FAJAR.CO.ID, JAKARTA– Jaksa Agung Sanitiar Burhanuddin kembali menggaungkan wacana hukuman mati bagi terpidana korupsi.
Pihaknya, akan membuka ruang diskursus dalam mengkaji secara ilmiah dan lebih dalam untuk dapat diterapkannya sanksi pidana terberat bagi para koruptor.
Kejaksaan Republik Indonesia merupakan salah satu badan yang fungsinya berkaitan dengan kekuasaan kehakiman menurut Undang-Undang Dasar Negara Republik Indonesia Tahun 1945 berdasarkan Pasal 38 ayat (2) Undang-Undang Nomor 48 Tahun 2009 tentang Kekuasaan Kehakiman.
Kejaksaan memiliki kewenangan melaksanakan kekuasaan negara di bidang penuntutan serta kewenangan lain berdasarkan undang-undang yang dilakukan secara merdeka terlepas dari pengaruh kekuasaan pemerintah dan pengaruh kekuasaan lainnya, sebagaimana ketentuan dalam Pasal 2 Undang-Undang Nomor 16 Tahun 2004 tentang Kejaksaan Republik Indonesia (yang selanjutnya disebut Undang-Undang Kejaksaan).
“Dalam sistem peradilan pidana di Indonesia, posisi Kejaksaan adalah mengendalikan suatu perkara pidana dari tahapan awal (penyelidikan) sampai dengan akhir (ekseskusi) sebagai satu kesatuan proses penuntutan,” kata Burhanuddin dalam keterangannya, Jumat (19/11).
Dia mengungkapkan, kewenangan Kejaksaan dalam melaksanakan putusan pengadilan yang telah memperoleh kekuatan hukum tetap berdasarkan Pasal 30 ayat (1) huruf b Undang-Undang Kejaksaan, perlu diskusikan bersama. Karena keberhasilan pada tahap akhir inilah suatu perkara pidana dapat dikatakan telah tuntas.
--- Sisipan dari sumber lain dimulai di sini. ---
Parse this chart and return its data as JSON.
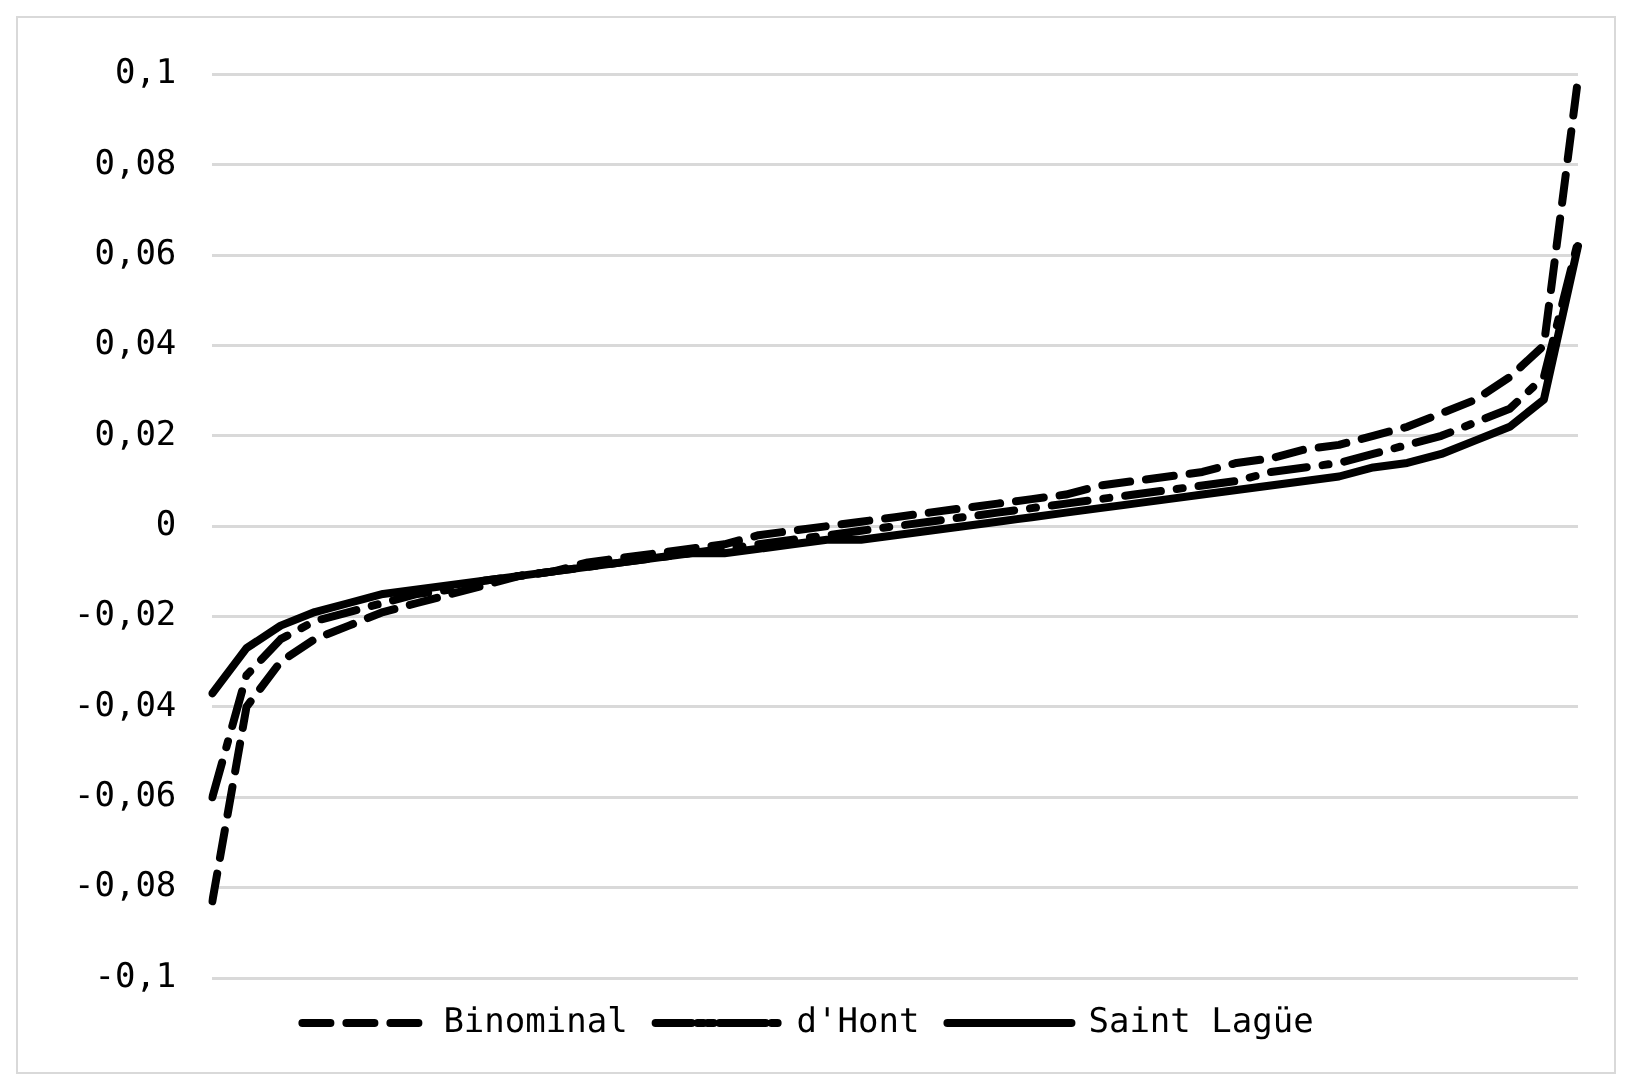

Dalam melaksanakan putusan pengadilan dan penetapan hakim, termasuk juga dalam mengendalikan pelaksanaan hukuman mati, Kejaksaan senantiasa memperhatikan nilai-nilai hukum yang hidup dalam masyarakat, nilai kemanusiaan, dan keadilan berdasarkan Pancasila, tanpa mengesampingkan ketegasan dalam bersikap dan bertindak.